Geluk trekt geluk aan, stelt u.
„Ja. Gelukkige mensen hebben een sterker immuunsysteem, ze hebben meer sociale contacten, ze zijn ook vaker getrouwd. Dat is niet omdat je gelukkig wordt van trouwen, maar omdat gelukkige mensen eerder die stap zetten en gemakkelijker een partner vinden.”
U pleit in uw boek voor geluksles op school.
„Ik zou willen dat geluk een grotere rol zou spelen in ons onderwijs. Er bestaan al projecten waarbij 8- en 9-jarigen leren met hun eigen emoties om te gaan en emoties te herkennen in anderen. Tieners zouden kunnen leren over geld en de rol ervan in hun leven. Ik ga een gelukscursus aan de Radboud Universiteit geven. Geluk kun je leren en het is een gemiste kans dat we nog zo weinig met die kennis doen. Het is ook wel een beetje mijn missie, ik wil mensen inspireren om gelukkiger te worden.”
Bent u niet bang te ‘tjakka, geluk is een keuze' over te komen?
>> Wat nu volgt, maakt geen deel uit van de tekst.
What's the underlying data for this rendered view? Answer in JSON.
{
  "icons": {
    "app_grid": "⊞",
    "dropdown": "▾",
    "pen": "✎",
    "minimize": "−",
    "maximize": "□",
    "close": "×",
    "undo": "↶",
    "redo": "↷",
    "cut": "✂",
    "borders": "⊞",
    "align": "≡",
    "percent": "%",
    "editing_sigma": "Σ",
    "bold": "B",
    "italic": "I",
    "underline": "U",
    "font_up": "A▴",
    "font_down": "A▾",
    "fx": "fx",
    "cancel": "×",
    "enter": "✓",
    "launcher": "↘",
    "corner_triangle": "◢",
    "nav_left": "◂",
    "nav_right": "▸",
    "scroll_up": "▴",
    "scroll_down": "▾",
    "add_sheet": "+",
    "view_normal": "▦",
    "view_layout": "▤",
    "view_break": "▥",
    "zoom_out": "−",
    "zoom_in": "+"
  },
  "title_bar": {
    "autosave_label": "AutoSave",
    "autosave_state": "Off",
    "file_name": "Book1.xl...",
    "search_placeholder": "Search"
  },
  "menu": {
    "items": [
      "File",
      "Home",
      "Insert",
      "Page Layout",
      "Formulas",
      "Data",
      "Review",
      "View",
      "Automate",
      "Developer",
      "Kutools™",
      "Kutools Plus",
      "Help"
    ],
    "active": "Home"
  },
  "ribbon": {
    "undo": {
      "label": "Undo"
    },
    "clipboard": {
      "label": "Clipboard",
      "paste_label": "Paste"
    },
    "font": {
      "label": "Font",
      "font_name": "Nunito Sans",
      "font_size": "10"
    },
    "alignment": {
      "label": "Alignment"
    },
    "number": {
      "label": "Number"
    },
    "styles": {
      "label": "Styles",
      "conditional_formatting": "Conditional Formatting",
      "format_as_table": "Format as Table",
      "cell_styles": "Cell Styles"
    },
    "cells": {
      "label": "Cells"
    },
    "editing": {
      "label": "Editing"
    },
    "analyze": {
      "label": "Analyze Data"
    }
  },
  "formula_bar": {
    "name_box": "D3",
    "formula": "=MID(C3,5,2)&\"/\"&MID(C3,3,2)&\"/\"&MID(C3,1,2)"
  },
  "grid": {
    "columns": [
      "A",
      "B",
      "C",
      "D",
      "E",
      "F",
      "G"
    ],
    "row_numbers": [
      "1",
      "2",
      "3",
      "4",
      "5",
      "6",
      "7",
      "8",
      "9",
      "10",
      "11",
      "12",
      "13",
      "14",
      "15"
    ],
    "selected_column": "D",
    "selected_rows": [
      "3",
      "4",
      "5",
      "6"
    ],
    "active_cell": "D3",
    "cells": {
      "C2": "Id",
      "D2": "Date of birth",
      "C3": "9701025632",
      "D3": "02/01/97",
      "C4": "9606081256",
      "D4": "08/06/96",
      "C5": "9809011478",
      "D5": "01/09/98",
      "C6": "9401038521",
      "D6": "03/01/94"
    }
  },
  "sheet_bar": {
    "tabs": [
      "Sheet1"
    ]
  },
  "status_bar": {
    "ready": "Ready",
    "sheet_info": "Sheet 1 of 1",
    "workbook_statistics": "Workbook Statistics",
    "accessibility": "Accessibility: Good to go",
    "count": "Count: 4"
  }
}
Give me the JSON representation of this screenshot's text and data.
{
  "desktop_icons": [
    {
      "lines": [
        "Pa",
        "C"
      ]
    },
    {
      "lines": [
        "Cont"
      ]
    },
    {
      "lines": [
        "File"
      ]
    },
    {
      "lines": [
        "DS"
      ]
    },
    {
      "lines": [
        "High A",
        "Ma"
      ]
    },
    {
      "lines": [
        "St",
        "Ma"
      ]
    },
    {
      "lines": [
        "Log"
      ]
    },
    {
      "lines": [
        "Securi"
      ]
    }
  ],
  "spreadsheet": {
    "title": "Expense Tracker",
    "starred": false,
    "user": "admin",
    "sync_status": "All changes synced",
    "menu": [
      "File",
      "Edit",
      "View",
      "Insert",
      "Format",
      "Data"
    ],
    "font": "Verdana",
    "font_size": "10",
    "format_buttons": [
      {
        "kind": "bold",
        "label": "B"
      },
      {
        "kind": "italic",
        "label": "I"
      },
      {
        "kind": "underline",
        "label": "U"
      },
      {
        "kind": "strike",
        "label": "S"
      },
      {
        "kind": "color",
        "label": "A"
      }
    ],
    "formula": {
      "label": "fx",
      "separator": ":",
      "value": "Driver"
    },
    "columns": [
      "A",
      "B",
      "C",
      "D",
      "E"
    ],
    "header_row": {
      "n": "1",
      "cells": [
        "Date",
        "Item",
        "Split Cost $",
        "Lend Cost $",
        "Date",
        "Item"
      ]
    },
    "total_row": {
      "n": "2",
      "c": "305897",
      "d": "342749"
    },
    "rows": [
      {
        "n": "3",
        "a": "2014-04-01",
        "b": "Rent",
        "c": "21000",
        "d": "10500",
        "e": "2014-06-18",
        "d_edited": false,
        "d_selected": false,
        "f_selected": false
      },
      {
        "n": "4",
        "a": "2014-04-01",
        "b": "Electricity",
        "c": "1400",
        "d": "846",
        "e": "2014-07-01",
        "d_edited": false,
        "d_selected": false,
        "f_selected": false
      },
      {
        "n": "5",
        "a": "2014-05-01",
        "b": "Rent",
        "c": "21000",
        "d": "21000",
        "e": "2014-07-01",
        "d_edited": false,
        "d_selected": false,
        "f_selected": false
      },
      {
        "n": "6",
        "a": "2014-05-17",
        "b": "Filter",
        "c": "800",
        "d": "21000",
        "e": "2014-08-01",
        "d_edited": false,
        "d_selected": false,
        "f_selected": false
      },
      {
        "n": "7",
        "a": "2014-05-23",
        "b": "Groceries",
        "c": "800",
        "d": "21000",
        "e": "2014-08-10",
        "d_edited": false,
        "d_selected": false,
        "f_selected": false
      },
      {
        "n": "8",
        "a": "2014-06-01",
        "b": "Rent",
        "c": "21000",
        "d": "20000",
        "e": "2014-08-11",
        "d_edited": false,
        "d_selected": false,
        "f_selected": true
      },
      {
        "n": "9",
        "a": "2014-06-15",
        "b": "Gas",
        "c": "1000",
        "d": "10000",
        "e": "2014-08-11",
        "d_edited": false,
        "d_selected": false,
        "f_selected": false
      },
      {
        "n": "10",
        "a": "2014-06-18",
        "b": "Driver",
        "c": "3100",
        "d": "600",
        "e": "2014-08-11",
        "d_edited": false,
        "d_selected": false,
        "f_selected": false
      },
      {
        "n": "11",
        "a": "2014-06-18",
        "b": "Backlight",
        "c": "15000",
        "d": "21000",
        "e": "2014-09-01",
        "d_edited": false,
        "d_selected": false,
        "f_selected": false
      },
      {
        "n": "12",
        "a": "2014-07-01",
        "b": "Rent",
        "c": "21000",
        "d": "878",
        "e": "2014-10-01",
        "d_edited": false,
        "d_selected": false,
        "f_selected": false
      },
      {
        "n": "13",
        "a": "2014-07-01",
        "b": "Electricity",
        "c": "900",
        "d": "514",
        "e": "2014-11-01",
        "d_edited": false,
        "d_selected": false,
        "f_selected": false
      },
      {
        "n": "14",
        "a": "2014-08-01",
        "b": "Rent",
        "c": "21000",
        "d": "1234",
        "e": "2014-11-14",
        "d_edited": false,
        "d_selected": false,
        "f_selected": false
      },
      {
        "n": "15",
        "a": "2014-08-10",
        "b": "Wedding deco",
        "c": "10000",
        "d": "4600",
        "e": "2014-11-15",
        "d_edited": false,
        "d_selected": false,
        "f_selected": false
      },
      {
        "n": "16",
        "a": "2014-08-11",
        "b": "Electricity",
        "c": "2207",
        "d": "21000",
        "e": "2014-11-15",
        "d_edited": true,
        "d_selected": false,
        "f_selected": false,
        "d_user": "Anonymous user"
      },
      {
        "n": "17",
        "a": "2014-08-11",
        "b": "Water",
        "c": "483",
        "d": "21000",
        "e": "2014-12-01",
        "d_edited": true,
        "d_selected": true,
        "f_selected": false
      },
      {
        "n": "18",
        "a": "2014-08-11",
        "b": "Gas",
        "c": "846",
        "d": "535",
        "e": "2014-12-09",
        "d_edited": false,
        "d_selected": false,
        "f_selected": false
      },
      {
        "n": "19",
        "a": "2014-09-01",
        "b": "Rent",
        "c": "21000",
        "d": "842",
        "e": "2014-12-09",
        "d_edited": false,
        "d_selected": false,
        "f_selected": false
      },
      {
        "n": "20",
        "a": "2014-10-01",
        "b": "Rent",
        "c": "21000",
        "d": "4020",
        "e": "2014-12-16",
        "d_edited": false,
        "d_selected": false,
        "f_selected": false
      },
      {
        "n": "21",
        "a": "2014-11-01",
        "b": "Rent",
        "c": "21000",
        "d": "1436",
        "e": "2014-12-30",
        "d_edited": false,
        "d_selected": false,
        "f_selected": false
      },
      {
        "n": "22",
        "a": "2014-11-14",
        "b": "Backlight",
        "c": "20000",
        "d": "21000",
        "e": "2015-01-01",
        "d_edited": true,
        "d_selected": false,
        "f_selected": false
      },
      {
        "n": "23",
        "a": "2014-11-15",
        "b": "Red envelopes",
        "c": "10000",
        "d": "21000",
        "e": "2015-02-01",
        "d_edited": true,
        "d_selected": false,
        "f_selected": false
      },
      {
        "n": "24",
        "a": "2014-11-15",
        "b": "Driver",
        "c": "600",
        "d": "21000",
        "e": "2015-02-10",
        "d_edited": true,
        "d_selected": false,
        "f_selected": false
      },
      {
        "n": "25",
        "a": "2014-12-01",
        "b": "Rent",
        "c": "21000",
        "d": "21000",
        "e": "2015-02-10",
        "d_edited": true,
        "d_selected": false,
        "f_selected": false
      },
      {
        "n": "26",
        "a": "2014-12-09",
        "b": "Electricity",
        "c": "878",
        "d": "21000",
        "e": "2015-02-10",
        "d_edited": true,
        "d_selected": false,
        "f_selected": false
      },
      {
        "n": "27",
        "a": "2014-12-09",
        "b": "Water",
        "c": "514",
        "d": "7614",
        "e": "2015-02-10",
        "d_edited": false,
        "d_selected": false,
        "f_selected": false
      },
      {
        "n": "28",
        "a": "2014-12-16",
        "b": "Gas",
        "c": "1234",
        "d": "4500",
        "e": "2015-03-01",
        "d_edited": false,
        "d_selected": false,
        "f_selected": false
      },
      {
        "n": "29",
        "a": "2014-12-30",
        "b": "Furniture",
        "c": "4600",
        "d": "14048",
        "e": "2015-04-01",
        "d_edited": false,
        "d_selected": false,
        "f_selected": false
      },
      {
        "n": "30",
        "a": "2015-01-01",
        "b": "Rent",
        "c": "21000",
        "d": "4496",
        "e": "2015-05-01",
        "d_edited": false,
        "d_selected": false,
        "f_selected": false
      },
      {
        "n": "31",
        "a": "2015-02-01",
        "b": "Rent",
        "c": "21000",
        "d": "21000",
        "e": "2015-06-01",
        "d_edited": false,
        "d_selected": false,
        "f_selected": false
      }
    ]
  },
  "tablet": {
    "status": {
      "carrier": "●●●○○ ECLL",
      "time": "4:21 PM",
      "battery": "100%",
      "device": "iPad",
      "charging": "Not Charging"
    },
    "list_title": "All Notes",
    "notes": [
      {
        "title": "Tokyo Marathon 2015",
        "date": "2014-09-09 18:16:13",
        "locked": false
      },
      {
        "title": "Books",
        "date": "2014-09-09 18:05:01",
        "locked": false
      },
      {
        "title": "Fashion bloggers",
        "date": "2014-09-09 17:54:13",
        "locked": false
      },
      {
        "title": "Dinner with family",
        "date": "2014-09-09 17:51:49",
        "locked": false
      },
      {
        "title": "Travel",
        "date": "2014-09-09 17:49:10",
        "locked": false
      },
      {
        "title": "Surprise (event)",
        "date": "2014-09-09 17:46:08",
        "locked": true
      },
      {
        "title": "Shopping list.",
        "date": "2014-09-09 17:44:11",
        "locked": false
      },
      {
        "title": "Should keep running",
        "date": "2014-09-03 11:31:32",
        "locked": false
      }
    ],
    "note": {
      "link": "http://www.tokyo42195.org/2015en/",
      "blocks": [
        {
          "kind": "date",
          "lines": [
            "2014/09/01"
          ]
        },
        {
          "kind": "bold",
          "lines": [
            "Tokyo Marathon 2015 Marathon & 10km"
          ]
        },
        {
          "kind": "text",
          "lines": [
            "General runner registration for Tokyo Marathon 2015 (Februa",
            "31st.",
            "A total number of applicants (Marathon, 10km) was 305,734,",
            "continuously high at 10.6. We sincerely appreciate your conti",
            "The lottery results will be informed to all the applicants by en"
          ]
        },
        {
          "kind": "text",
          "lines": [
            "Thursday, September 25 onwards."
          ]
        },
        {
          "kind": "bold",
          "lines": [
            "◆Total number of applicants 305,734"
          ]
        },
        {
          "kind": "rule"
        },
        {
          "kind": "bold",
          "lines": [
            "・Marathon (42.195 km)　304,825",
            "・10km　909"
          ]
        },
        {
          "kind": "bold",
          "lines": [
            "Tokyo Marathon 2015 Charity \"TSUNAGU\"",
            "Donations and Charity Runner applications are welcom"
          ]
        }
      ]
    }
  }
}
Dijksterhuis glimlacht. „Dit is geen achtstappenplan naar geluk. Als je jezelf een twee geeft op een geluksschaal van tien, dan gaat mijn boek daar geen zeven van maken. Maar als je jezelf een zes geeft, dan misschien wel. Ik zie het als een soort fruitmand, er staat veel in waar je wat mee kunt, maar als iets niet op jou van toepassing is, dan laat je dat liggen. Het is in de eerste plaats een populair wetenschappelijk boek, maar omdat er nu eenmaal zoveel concreet onderzoek is gedaan, staan er ook tips in.”
En hoe was het om jarenlang over geluk te lezen?
„Het is een dankbaar onderwerp. Ik deel mijn tijd beter in, ik ben me beter bewust van mijn emoties, ik heb veel geleerd over mindfulness en ik kan gemakkelijker relativeren. Het onderwerp heeft me gelukkiger gemaakt. Ja.”